[official announcement]
CUNY Center for the Humanities (New York)
CUNY Center for the Humanities (New York)
Friday, December 9
Martin E. Segal Theater
CUNY Graduate Center, 365 Fifth Avenue
(diagonally across from the Empire State Building)
6pm (sharp) to about 10:00pm
Poet, translator, editor, anthologist, Jerome Rothenberg is joined by friends and collaborators for an exploration of his influential work. Papers on, and celebrations of, Rothenberg’s work will be presented by Susan Howe, Homero Aridjis, Carolee Schneemann, Anne Waldman, Bruce Andrews & Sally Silvers, Jeffrey Robinson, Pete Monaco, Charles Morrow, Anne Tardos, George Economou, Rochelle Owens, Robert Kelly, Al Filreis, Monica de la Torre, Ernesto Livon-Grosman, Nicole Peyrafitte, Lee Ann Brown & Tony Torn, Mark Weiss, Peter Cockelbergh, Ligorano-Reees, Danny Snelson, Heriberto Yépez, Charles Bernstein, Pierre Joris, Hiroaki Sato, and Diane Rothenberg.

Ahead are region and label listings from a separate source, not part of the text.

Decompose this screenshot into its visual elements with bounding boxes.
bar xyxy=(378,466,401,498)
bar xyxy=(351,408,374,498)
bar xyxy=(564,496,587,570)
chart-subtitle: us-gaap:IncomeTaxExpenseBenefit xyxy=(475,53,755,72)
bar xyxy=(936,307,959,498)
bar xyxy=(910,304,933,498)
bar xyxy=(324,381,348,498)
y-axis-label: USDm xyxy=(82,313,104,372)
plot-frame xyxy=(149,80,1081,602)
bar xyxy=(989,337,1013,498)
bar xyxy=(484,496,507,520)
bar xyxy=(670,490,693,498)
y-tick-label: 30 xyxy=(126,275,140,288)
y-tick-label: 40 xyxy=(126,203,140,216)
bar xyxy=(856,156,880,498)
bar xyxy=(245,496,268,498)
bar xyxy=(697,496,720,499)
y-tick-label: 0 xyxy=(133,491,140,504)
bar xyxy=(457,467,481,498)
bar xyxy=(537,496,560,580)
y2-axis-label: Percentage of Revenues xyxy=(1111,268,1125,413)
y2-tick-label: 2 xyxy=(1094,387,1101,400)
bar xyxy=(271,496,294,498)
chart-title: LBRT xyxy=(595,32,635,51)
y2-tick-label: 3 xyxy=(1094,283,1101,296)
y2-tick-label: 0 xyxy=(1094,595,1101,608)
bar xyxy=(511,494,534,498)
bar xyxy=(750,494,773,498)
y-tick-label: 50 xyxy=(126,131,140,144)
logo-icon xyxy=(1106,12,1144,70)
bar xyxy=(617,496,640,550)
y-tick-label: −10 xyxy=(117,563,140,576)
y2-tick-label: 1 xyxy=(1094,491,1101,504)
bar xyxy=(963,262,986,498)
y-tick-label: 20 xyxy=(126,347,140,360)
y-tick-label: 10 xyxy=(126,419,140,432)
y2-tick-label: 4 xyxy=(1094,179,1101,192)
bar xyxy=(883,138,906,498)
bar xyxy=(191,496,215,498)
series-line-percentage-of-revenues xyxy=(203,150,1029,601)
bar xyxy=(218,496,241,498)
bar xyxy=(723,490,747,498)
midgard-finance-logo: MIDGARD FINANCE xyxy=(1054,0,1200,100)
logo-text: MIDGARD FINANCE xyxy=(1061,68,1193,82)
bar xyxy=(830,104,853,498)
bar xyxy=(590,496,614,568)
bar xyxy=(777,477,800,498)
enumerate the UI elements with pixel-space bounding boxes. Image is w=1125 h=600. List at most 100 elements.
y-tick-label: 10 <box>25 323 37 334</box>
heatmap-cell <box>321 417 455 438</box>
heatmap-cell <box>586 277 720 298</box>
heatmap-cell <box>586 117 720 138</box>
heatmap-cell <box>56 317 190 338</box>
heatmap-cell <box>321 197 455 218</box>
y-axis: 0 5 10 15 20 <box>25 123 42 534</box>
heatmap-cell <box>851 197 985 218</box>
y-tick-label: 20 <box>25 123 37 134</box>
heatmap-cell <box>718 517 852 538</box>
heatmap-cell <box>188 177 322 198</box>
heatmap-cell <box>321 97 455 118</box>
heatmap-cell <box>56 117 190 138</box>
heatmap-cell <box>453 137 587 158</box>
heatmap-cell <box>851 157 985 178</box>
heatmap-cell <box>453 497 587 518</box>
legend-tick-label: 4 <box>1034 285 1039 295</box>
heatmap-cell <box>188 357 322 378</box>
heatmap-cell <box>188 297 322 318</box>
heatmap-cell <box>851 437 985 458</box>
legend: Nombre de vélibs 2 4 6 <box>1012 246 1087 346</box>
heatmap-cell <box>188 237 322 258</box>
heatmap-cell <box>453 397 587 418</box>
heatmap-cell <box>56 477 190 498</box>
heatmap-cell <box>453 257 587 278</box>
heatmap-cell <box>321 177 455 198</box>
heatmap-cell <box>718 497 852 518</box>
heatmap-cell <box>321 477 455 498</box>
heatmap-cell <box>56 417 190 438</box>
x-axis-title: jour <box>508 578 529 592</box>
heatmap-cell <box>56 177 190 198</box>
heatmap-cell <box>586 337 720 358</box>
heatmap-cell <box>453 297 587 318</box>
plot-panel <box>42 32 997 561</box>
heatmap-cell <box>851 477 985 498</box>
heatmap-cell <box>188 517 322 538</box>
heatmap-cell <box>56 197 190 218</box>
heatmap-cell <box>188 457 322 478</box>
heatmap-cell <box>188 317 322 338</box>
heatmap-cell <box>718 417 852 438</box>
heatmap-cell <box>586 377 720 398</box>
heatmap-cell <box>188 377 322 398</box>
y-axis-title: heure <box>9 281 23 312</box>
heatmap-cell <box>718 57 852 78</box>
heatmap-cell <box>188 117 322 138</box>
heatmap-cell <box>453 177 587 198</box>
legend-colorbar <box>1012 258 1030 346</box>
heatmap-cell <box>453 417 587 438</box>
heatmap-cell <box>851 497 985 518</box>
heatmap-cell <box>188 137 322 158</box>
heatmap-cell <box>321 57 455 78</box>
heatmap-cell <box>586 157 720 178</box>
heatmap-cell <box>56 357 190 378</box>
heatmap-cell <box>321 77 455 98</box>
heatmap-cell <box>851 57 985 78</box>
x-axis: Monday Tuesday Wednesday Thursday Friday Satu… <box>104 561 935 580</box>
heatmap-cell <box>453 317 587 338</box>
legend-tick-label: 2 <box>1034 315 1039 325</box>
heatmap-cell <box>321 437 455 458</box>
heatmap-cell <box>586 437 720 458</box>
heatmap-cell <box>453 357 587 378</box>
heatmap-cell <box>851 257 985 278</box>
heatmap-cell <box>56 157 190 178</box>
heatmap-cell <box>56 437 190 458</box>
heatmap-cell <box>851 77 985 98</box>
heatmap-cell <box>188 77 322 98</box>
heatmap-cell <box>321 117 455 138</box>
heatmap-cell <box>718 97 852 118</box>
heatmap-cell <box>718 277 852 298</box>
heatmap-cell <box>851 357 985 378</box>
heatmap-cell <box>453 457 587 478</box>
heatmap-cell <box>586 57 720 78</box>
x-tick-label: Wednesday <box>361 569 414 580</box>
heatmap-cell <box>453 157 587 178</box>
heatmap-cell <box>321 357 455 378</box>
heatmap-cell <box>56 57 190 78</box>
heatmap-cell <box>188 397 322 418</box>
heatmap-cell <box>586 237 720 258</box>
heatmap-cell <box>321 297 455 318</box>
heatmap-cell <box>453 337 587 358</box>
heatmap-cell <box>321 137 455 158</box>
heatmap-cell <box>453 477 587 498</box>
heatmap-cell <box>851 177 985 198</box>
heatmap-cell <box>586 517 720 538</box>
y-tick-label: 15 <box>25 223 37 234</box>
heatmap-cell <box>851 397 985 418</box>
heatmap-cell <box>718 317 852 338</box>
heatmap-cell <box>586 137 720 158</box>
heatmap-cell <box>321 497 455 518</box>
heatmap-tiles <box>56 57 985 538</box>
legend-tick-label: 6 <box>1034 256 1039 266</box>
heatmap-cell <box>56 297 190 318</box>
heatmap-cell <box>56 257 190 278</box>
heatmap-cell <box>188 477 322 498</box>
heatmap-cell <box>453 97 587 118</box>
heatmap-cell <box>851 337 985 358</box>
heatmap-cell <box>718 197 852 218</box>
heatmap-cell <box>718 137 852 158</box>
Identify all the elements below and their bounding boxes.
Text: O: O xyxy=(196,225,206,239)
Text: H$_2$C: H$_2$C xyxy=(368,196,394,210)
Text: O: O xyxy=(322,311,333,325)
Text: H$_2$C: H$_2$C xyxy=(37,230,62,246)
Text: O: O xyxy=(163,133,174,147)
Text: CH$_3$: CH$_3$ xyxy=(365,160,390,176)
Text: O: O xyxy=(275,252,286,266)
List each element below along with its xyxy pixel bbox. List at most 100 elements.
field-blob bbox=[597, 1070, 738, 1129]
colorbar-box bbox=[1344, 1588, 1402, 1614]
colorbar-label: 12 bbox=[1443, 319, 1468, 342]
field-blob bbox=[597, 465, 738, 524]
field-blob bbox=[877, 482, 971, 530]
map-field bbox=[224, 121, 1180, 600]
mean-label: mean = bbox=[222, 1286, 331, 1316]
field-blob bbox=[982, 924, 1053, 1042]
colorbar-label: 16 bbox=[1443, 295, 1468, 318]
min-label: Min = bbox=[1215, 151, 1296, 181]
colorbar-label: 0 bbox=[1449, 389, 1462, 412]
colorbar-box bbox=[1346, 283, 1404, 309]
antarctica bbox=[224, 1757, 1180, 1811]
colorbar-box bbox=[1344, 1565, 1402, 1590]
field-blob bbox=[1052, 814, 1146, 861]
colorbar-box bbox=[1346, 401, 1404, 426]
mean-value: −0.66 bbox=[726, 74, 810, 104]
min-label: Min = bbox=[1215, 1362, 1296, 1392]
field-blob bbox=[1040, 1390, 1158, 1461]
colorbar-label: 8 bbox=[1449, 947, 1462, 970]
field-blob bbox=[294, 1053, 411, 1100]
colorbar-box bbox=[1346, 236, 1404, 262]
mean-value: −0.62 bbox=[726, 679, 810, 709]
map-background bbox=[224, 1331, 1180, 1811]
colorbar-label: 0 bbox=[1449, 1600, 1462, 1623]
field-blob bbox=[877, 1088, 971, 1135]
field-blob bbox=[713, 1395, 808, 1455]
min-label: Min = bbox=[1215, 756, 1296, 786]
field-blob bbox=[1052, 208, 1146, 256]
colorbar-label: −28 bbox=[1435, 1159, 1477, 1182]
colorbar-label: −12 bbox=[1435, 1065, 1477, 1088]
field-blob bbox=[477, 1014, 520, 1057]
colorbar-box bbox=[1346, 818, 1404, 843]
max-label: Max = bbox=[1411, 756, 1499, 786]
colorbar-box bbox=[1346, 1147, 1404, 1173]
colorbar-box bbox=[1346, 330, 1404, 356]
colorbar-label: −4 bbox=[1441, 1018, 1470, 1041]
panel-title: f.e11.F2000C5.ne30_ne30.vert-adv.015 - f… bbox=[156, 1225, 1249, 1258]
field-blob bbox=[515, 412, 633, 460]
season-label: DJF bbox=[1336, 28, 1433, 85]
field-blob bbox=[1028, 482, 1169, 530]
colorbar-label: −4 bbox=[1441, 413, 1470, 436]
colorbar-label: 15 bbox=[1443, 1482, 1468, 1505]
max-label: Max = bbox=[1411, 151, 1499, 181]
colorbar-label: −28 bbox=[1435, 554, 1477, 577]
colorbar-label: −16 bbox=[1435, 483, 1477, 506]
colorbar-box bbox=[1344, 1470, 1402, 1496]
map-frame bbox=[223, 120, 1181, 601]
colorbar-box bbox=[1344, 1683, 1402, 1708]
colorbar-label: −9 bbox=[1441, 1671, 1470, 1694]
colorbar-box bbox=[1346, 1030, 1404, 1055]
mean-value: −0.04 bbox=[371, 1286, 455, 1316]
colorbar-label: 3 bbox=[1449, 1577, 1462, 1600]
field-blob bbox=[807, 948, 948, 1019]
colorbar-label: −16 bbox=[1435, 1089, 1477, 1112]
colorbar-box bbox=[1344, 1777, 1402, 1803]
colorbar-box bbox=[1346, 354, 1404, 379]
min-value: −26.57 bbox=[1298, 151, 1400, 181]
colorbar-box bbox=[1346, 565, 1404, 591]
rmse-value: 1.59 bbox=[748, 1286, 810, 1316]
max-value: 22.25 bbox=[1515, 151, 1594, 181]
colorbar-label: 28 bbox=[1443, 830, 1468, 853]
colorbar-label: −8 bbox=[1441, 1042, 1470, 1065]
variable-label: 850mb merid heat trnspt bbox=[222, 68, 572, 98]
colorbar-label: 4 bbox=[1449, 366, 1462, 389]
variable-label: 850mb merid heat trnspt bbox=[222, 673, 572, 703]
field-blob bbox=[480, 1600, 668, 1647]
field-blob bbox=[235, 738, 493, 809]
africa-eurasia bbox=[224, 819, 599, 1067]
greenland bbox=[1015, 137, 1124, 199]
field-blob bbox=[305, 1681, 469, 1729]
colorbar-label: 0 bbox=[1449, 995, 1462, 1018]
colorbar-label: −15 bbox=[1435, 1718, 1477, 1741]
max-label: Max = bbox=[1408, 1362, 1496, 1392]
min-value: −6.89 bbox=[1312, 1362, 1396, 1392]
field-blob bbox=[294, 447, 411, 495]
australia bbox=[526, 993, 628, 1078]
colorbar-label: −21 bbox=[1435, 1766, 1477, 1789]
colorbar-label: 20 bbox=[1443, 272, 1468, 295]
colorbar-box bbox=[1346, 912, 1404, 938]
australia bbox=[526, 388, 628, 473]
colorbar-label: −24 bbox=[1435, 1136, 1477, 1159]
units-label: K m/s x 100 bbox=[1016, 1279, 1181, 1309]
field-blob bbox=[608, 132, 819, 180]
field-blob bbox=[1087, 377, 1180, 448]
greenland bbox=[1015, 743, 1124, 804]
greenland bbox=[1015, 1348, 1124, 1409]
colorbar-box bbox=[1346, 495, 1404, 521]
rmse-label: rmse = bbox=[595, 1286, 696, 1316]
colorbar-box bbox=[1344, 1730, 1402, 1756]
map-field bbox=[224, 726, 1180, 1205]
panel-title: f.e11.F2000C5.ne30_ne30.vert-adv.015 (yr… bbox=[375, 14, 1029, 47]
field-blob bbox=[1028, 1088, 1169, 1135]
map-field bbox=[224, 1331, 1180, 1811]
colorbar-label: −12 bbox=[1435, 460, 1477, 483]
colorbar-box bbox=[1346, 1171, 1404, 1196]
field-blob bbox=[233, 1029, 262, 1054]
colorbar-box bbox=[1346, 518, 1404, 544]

The evening will end with a reading by Jerome Rothenberg.
Organized and hosted by Pierre Joris and Charles Bernstein.
In conjunction with the event, Steve Clay, of Granary Books, will curate a retrospective exhibit of works by Jerome Rothenberg. Included will be examples of books and magazines with which Rothenberg was directly involved as editor/publisher, such as Hawk's Well Press, "Poems from the Floating World", "Some/Thing," "New Wilderness Letter" and “Alcheringa”; the remarkable series of anthologies he edited from "Technicians of the Sacred" to "Poems for the Millennium"; selections from his more than sixty published pamphlets and books, to an array of his collaborations with artists including Ian Tyson, Susan Bee and Arman.
Charlie Morrow will also have an exhibit of his many audio collaborations with Rothenberg.
1 comment:
Fabulous tribute tonight! Happy birthday, Jerry (from someone who turned 50 two days ago).
And why can’t I live
With the cavemen and vagabonds
Sharing wordless screams that they call poems?
Why can’t I look
To the dead and to the darkness
For the words they need to speak to me today?
If you’re patient enough
A poem eventually comes from the iguana’s mouth.
Are we ever large enough
For even the smallest of poems?
You wouldn’t know, weaving all
Into The book, the long-dreamt endless book,
The prayer that never ends, the voice that
Never strays from its beginnings –
One tribe when every person is a wolf
--who dreams that? That night could unify like that?
Who shows that day can be dismantled
By pulling plugs out of its sockets?
So easy, do you do this,
As if – the way you look at us – we did it all.